Some doctors at Western State have begun using Tegretol on patients suffering from manic depression, citing claims in research literature that the drug may help patients who either cannot or will not take other medicines. The FDA has not sanctioned Tegretol for such use, so the patients must sign "informed consent" forms to satisfy regulations.
In a written patient, abuse complaint in March, geriatric social worker Liz Tsatsios reported that two physicians in her ward had tricked a female patient named Irene into signing a consent form for Tegretol. One doctor, accoring to the report, falsely told Irene that the other doctor, whom she disliked, did not want her to take the medication. After the other doctor confirmed his colleague's story to her, she signed the form and agreed to take the medicine.

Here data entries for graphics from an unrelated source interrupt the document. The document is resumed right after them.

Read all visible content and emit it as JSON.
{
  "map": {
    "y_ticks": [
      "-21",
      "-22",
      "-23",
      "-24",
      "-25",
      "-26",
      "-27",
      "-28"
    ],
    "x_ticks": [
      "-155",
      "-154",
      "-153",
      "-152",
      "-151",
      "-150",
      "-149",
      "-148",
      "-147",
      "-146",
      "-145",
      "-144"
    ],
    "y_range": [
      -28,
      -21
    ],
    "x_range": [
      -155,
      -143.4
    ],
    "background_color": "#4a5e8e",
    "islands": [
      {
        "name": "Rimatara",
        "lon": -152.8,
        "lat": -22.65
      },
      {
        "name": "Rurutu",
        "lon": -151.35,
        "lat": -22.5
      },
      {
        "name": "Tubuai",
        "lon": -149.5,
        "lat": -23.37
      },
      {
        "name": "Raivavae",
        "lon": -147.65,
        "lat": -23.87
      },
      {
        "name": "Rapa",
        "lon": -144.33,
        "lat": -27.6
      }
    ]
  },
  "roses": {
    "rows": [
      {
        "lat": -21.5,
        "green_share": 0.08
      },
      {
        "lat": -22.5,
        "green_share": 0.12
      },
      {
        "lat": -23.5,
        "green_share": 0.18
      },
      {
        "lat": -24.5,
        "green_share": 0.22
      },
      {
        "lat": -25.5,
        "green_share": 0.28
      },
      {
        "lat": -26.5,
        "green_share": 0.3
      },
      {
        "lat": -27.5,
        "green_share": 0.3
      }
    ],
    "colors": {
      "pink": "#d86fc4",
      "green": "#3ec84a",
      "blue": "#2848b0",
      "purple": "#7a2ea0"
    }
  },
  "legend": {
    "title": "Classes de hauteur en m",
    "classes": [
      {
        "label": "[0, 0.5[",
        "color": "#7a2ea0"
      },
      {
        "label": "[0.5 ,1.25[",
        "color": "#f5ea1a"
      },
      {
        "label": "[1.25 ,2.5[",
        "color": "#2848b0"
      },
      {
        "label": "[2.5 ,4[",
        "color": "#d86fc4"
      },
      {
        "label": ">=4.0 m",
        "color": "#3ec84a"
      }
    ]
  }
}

Burns said the abuse investigation he ordered cleared both doctors of misconduct. What they used on the patient, he contends, was paradoxical therapy. He explained: "You do something more or less paradoxical for the purpose of getting the outcome you really want. It sounds like tricking to you, yet it's legitimate treatment approach."
Tsatsios and Vessey, her supervisor, say they were harassed by one of the doctors involved in the incident who demanded to see their supposedly confidential complaint report. Draper and his supervisor say they were encouraged by hospital officials to drop their abuse complaint about conditions in Ward G. And Buschi says that when he filed a written complaint alleging patients were being subjected to unauthorized research with Tegretol, he was cross-examined for four hours by Burns, Deputy Commissioner Brett and three other state officials, including department personnel director Anne Goodman. The main topic, said Buschi, wasn't the abuse complaint but rather his competency as social work director.
Brett denies any harassment has occurred. Of the session with Buschi, he said: "Not one intimidating thing was said . . . [and] nothing happened to him. Not one thing in this world happened to that young man."
A sunny Friday morning outside the Shenandoah Geriatric Treatment Center here. Seated alone on a bench, arms folded over a paunchy stomach, straw hat shading his bald head, is Charles Ware, 74, an ex-farmer who has spent most of the last 30 years here.
"They'll have to carry me out of here," says Ware. "I practically had to commit a felony to get back in 1975. There's no other place to go. The outside world is worse."
A few hundred yards away, in front of the Stribling Building, where Western State's limited recreation facilities are located, sits Mary, 21, a thin, curly-haired Charlottesville women who says she was committed here by her parents after some intensive drug use. Mary wants to leave.
"Half the staff say I don't belong here," she says. "This place reminds me of the Twilight Zone."
The patients who complain or rebel, says Episcopal Chaplain Claytor, are the healthy ones, the ones with enough ego left to survive. Most of the others, many of them long ago abandoned by family and friends, are doomed.
Claytor recalls some of the funerals he has conducted for patients who died at the hospital without the presence of even a single family member. "There's nothing like the feeling you get when it's just you, the funeral director and the corpse and nobody else gives a damn," he says.